Louis : J’ai eu de gros problèmes à la hanche et les médecins m’avaient recommandé une pause de quelques mois. L’autre raison de mon arrêt de la compétition a été notre non-sélection aux Jeux Olympiques 2022. Gabriella et Guillaume ont choisi de ne pas participer aux championnats du Monde en 2021, compétition qui permettait d’obtenir les places pour les Jeux Olympiques. Pour moi cela faisait partie de leur job. Nous y sommes allés avec Adelina, ainsi qu’avec Evgenia Lopareva & Geoffrey Brissaud pour que la France puisse participer aux Jeux Olympiques. Nous avons grâce à nos résultats récupéré une place pour les Jeux et nous l’avons donnée à Gabriella et Guillaume pour qu’ils se battent pour l’or. Aucun message d’encouragement n’a été envoyé de leur part pour cette compétition. J’ai été déçu. Je comprends l’importance et l’enjeu d’une médaille d’or olympique mais il y a un esprit d’équipe à avoir. Le même scénario aux Etats Unis, Canada ou Russie aurait fait bien plus de bruit, je pense.

 

NB : Les places aux Jeux Olympiques sont attribuées par discipline et par pays en fonction des résultats des championnats du Monde précédant les JO. Avec une 16ème (Adelina Galyavieva/Louis Thauron) et une 17ème place (Evgenia Lopareva/Geoffrey Brissaud) aux championnats du monde 2021, une place a été attribuée à la France pour les JO 2022. Si Gabriella Papadakis et Guillaume Cizeron avaient participé et obtenu une médaille, la France aurait eu trois places pour les JO.

 

Solène : Pouvez-vous nous parler des études que vous avez suivies en parallèle de votre carrière ?

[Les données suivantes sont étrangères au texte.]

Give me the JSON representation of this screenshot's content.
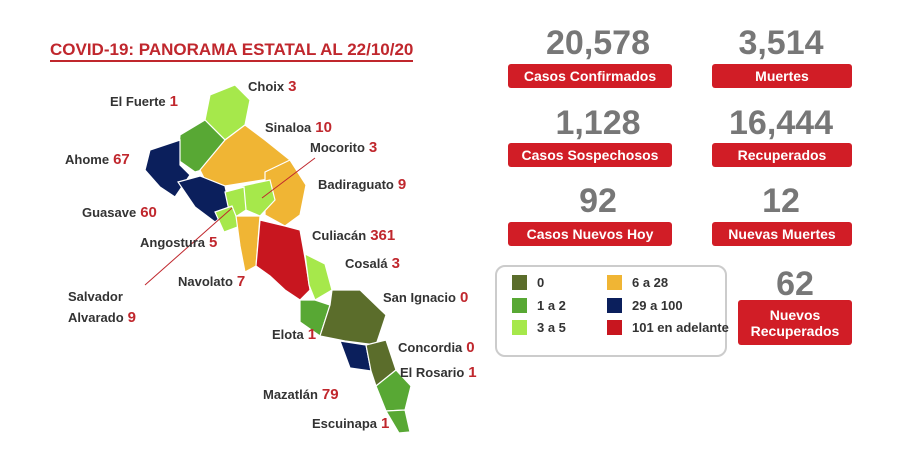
{
  "title": "COVID-19: PANORAMA ESTATAL AL 22/10/20",
  "stats": [
    {
      "value": "20,578",
      "label": "Casos Confirmados"
    },
    {
      "value": "3,514",
      "label": "Muertes"
    },
    {
      "value": "1,128",
      "label": "Casos Sospechosos"
    },
    {
      "value": "16,444",
      "label": "Recuperados"
    },
    {
      "value": "92",
      "label": "Casos Nuevos Hoy"
    },
    {
      "value": "12",
      "label": "Nuevas Muertes"
    },
    {
      "value": "62",
      "label": "Nuevos Recuperados"
    }
  ],
  "legend": [
    {
      "label": "0",
      "color": "#5b6d2b"
    },
    {
      "label": "1 a 2",
      "color": "#58a834"
    },
    {
      "label": "3 a 5",
      "color": "#a6e84b"
    },
    {
      "label": "6 a 28",
      "color": "#f0b534"
    },
    {
      "label": "29 a 100",
      "color": "#0b1f5c"
    },
    {
      "label": "101 en adelante",
      "color": "#c8161f"
    }
  ],
  "municipalities": [
    {
      "name": "Choix",
      "value": "3"
    },
    {
      "name": "El Fuerte",
      "value": "1"
    },
    {
      "name": "Sinaloa",
      "value": "10"
    },
    {
      "name": "Mocorito",
      "value": "3"
    },
    {
      "name": "Ahome",
      "value": "67"
    },
    {
      "name": "Badiraguato",
      "value": "9"
    },
    {
      "name": "Guasave",
      "value": "60"
    },
    {
      "name": "Culiacán",
      "value": "361"
    },
    {
      "name": "Angostura",
      "value": "5"
    },
    {
      "name": "Cosalá",
      "value": "3"
    },
    {
      "name": "Navolato",
      "value": "7"
    },
    {
      "name": "Salvador Alvarado",
      "value": "9"
    },
    {
      "name": "San Ignacio",
      "value": "0"
    },
    {
      "name": "Elota",
      "value": "1"
    },
    {
      "name": "Concordia",
      "value": "0"
    },
    {
      "name": "El Rosario",
      "value": "1"
    },
    {
      "name": "Mazatlán",
      "value": "79"
    },
    {
      "name": "Escuinapa",
      "value": "1"
    }
  ]
}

Louis : J’ai d’abord étudié en école d’ingénieur à l’INSA Lyon, lorsque je m’entraînais avec Muriel Zazoui, Olivier Schoenfelder et Romain Haguenauer. Je ne savais pas encore comment me projeter professionnellement par la suite, mais j’appréciais l’enseignement scientifique. Lorsque je suis parti m’entraîner aux Etats-Unis, l’INSA Lyon a tout mis en place pour que je puisse continuer à suivre mes cours. Je pilotais un robot muni d’une webcam depuis Detroit qui me permettait de circuler dans l’école, d’aller au tableau, d’intervenir, de me tourner, etc. Je voyais à 180 degrés. Ce robot a été réutilisé par la suite pour d’autres sportifs de haut niveau, ainsi que pour des étudiants en situation de handicap ou hospitalisés. J’ai ensuite voulu continuer mes études vers une filière plus orientée business. L’EM Lyon proposait une formation à distance, ce qui était parfait pour moi. Je vivais à Moscou à ce moment-là. J’étudiais avec des personnes qui avaient déjà une dizaine d’années d’expérience professionnelle, ce qui était très riche.

 

Solène : Comment est venu ce projet d’une clinique ?

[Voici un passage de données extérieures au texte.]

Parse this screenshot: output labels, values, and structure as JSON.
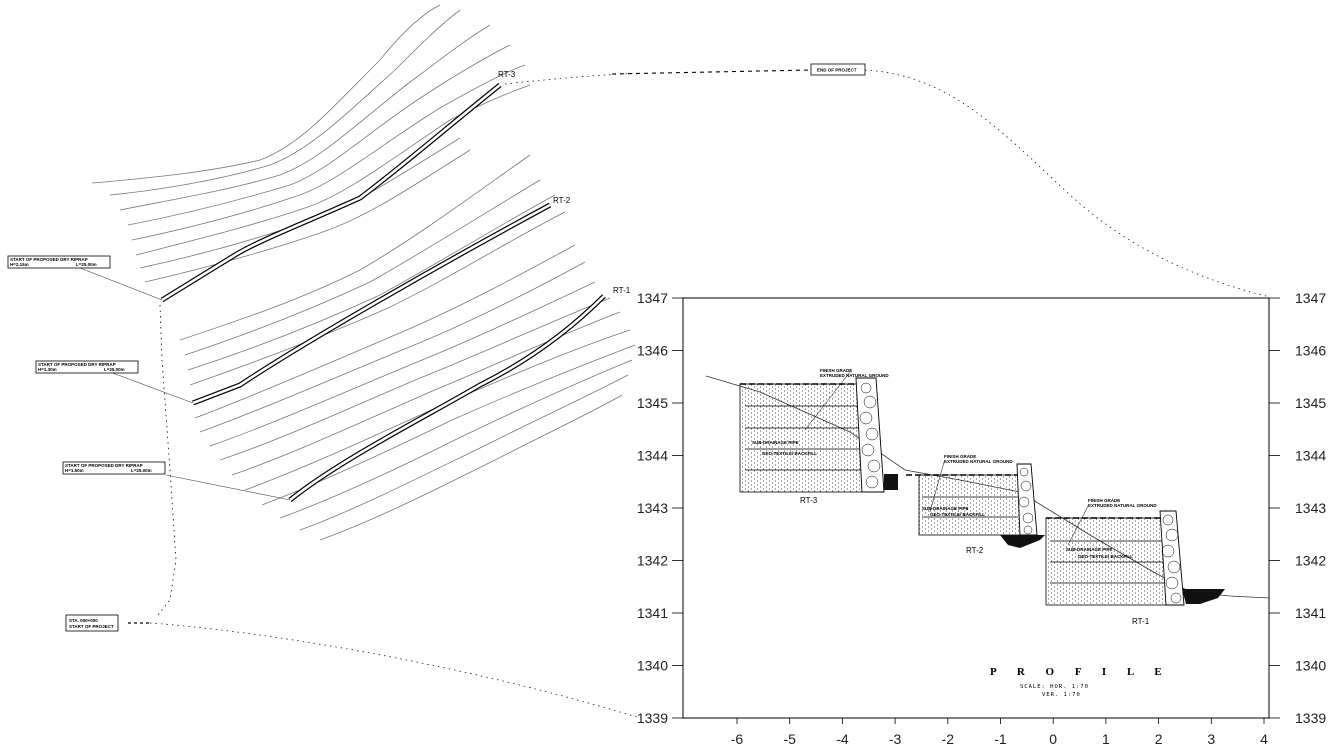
{
  "plan": {
    "end_label": "END OF PROJECT",
    "start_label_line1": "STA. 000+000",
    "start_label_line2": "START OF PROJECT",
    "callouts": [
      {
        "line1": "START OF PROPOSED DRY RIPRAP",
        "line2a": "H=2.15m",
        "line2b": "L=25.00m"
      },
      {
        "line1": "START OF PROPOSED DRY RIPRAP",
        "line2a": "H=1.30m",
        "line2b": "L=25.00m"
      },
      {
        "line1": "START OF PROPOSED DRY RIPRAP",
        "line2a": "H=1.50m",
        "line2b": "L=25.00m"
      }
    ],
    "rt_labels": [
      "RT-3",
      "RT-2",
      "RT-1"
    ]
  },
  "profile": {
    "title": "P R O F I L E",
    "scale_line1": "SCALE:  HOR. 1:70",
    "scale_line2": "VER.  1:70",
    "section_labels": [
      "RT-3",
      "RT-2",
      "RT-1"
    ],
    "y_ticks": [
      "1347",
      "1346",
      "1345",
      "1344",
      "1343",
      "1342",
      "1341",
      "1340",
      "1339"
    ],
    "x_ticks": [
      "-6",
      "-5",
      "-4",
      "-3",
      "-2",
      "-1",
      "0",
      "1",
      "2",
      "3",
      "4"
    ]
  }
}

Louis : J’avais toujours eu en tête cette idée de créer une clinique familiale avec mes sœurs. L’une est dentiste, et l’autre sage-femme gynécologue. Ce projet m’a beaucoup occupé après la fin de ma carrière de patineur. J'enchaînais les RDV avec l’architecte, les banquiers, les comptables, les agents immobiliers, les fournisseurs... Le rythme était stressant mais très motivant. Nous avons ouvert la clinique le 28 mars 2023 au Perreux-sur-Marne. Nous sommes ravis et cela se passe très bien. Je dirige l’établissement. La partie administrative est assez lourde pour une structure médicale, mais je commence à pouvoir déléguer une partie du travail, ce qui me permet d’avoir également des projets liés au patinage. L’équilibre que j’ai trouvé entre ces deux activités me plait beaucoup.